With 130 volunteers going into Isla Vista and Goleta homes to tutor children every week, the Community Affairs Board (CAB) Family Literacy Program is now enjoying the highest rate of success in its history.
The Family Literacy Program, established by CAB eight years ago to encourage literacy development among Goleta and Isla Vista children, has taken on a revitalized approach to community outreach. Volunteers spend one to three hours a week tutoring elementary school children.
CAB Chair Paul Riley attributed the success of the program to the commitment of CAB members Dan Edgar, Emily Dubin and Kristina Howard, who coordinated the program.

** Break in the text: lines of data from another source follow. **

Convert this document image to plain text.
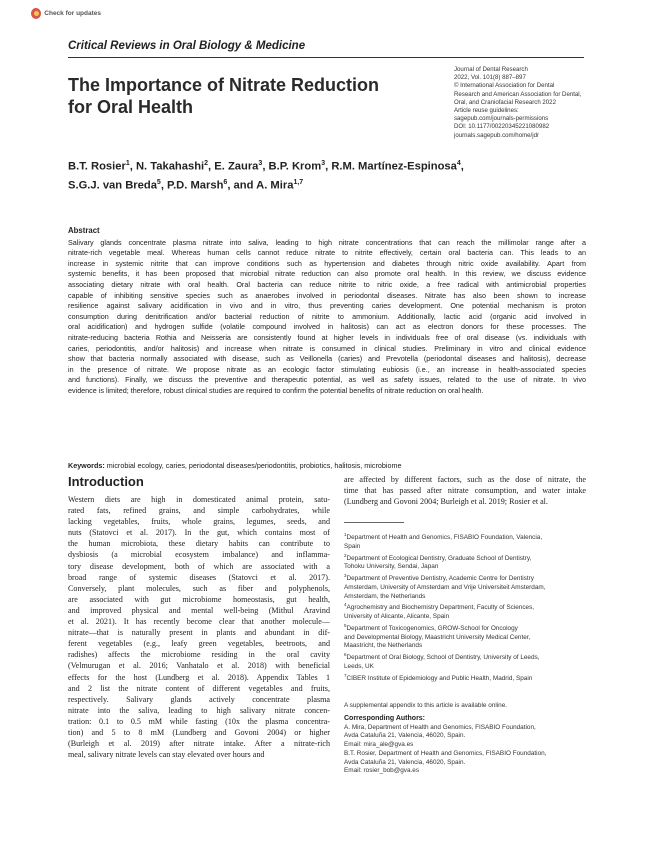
Check for updates
Critical Reviews in Oral Biology & Medicine
The Importance of Nitrate Reduction
for Oral Health
Journal of Dental Research
2022, Vol. 101(8) 887–897
© International Association for Dental
Research and American Association for Dental,
Oral, and Craniofacial Research 2022
Article reuse guidelines:
sagepub.com/journals-permissions
DOI: 10.1177/00220345221080982
journals.sagepub.com/home/jdr
B.T. Rosier$^1$, N. Takahashi$^2$, E. Zaura$^3$, B.P. Krom$^3$, R.M. Martínez-Espinosa$^4$,
S.G.J. van Breda$^5$, P.D. Marsh$^6$, and A. Mira$^{1,7}$
Abstract
Salivary glands concentrate plasma nitrate into saliva, leading to high nitrate concentrations that can reach the millimolar range after a
nitrate-rich vegetable meal. Whereas human cells cannot reduce nitrate to nitrite effectively, certain oral bacteria can. This leads to an
increase in systemic nitrite that can improve conditions such as hypertension and diabetes through nitric oxide availability. Apart from
systemic benefits, it has been proposed that microbial nitrate reduction can also promote oral health. In this review, we discuss evidence
associating dietary nitrate with oral health. Oral bacteria can reduce nitrite to nitric oxide, a free radical with antimicrobial properties
capable of inhibiting sensitive species such as anaerobes involved in periodontal diseases. Nitrate has also been shown to increase
resilience against salivary acidification in vivo and in vitro, thus preventing caries development. One potential mechanism is proton
consumption during denitrification and/or bacterial reduction of nitrite to ammonium. Additionally, lactic acid (organic acid involved in
oral acidification) and hydrogen sulfide (volatile compound involved in halitosis) can act as electron donors for these processes. The
nitrate-reducing bacteria Rothia and Neisseria are consistently found at higher levels in individuals free of oral disease (vs. individuals with
caries, periodontitis, and/or halitosis) and increase when nitrate is consumed in clinical studies. Preliminary in vitro and clinical evidence
show that bacteria normally associated with disease, such as Veillonella (caries) and Prevotella (periodontal diseases and halitosis), decrease
in the presence of nitrate. We propose nitrate as an ecologic factor stimulating eubiosis (i.e., an increase in health-associated species
and functions). Finally, we discuss the preventive and therapeutic potential, as well as safety issues, related to the use of nitrate. In vivo
evidence is limited; therefore, robust clinical studies are required to confirm the potential benefits of nitrate reduction on oral health.
Keywords: microbial ecology, caries, periodontal diseases/periodontitis, probiotics, halitosis, microbiome
Introduction
Western diets are high in domesticated animal protein, satu-
rated fats, refined grains, and simple carbohydrates, while
lacking vegetables, fruits, whole grains, legumes, seeds, and
nuts (Statovci et al. 2017). In the gut, which contains most of
the human microbiota, these dietary habits can contribute to
dysbiosis (a microbial ecosystem imbalance) and inflamma-
tory disease development, both of which are associated with a
broad range of systemic diseases (Statovci et al. 2017).
Conversely, plant molecules, such as fiber and polyphenols,
are associated with gut microbiome homeostasis, gut health,
and improved physical and mental well-being (Mithul Aravind
et al. 2021). It has recently become clear that another molecule—
nitrate—that is naturally present in plants and abundant in dif-
ferent vegetables (e.g., leafy green vegetables, beetroots, and
radishes) affects the microbiome residing in the oral cavity
(Velmurugan et al. 2016; Vanhatalo et al. 2018) with beneficial
effects for the host (Lundberg et al. 2018). Appendix Tables 1
and 2 list the nitrate content of different vegetables and fruits,
respectively. Salivary glands actively concentrate plasma
nitrate into the saliva, leading to high salivary nitrate concen-
tration: 0.1 to 0.5 mM while fasting (10x the plasma concentra-
tion) and 5 to 8 mM (Lundberg and Govoni 2004) or higher
(Burleigh et al. 2019) after nitrate intake. After a nitrate-rich
meal, salivary nitrate levels can stay elevated over hours and
are affected by different factors, such as the dose of nitrate, the
time that has passed after nitrate consumption, and water intake
(Lundberg and Govoni 2004; Burleigh et al. 2019; Rosier et al.
$^1$Department of Health and Genomics, FISABIO Foundation, Valencia,
Spain
$^2$Department of Ecological Dentistry, Graduate School of Dentistry,
Tohoku University, Sendai, Japan
$^3$Department of Preventive Dentistry, Academic Centre for Dentistry
Amsterdam, University of Amsterdam and Vrije Universiteit Amsterdam,
Amsterdam, the Netherlands
$^4$Agrochemistry and Biochemistry Department, Faculty of Sciences,
University of Alicante, Alicante, Spain
$^5$Department of Toxicogenomics, GROW-School for Oncology
and Developmental Biology, Maastricht University Medical Center,
Maastricht, the Netherlands
$^6$Department of Oral Biology, School of Dentistry, University of Leeds,
Leeds, UK
$^7$CIBER Institute of Epidemiology and Public Health, Madrid, Spain
A supplemental appendix to this article is available online.
Corresponding Authors:
A. Mira, Department of Health and Genomics, FISABIO Foundation,
Avda Cataluña 21, Valencia, 46020, Spain.
Email: mira_ale@gva.es
B.T. Rosier, Department of Health and Genomics, FISABIO Foundation,
Avda Cataluña 21, Valencia, 46020, Spain.
Email: rosier_bob@gva.es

“They took a hard look at the program and said, ‘This is how we are going to do it,’ and they followed through with it,” Riley said. “They built up a lot of excitement among the volunteers.”
In efforts to reorganize the program, Edgar created positions to handle different responsibilities such as handling book distribution and financial matters, which had previously been problems that contributed to a stagnant program.
The initial meeting between the children and the tutors remains the most difficult element of forming a lasting working relationship – most volunteers failed to follow through with the commitment, as they were intimidated by the thought of going into a family’s household without any preparation.
Edgar said he realized, due to his first-hand experience of tutoring a child with no training, that the program would need to better prepare its volunteers to become successful.
“When I signed up for the program, I got this name and address,” Edgar said. “I was scared. I thought we needed to come up with something better.”
Edgar implemented a training program to inform the volunteers of what to expect when tutoring the children. Volunteers learn that a common session entails reading with the student and helping with homework. The training also informs tutors how to provide rewards and affirmations to help with the development of the students’ schoolwork.
The Family Literacy Program relies on recruiting community families through flyers that are sent out to the elementary schools. The program also enlists teachers who know about the program and can check the progress of children who are falling behind.
Once the connection is made, Howard and Edgar said both student and tutor look forward to their weekly meeting, which is a big reason why the program has been so successful this year.
Riley attributes the enthusiasm of the volunteers to the reward of watching a child improve.
“The program builds up the kids’ confidence because the children are able to achieve more than they did before,” Howard said. “It gets them closer to the level of their class. It allows them to form a bond with a college student. When you are a young kid, and you have a college student coming to see you every week, it gives them confidence and something to look forward to.”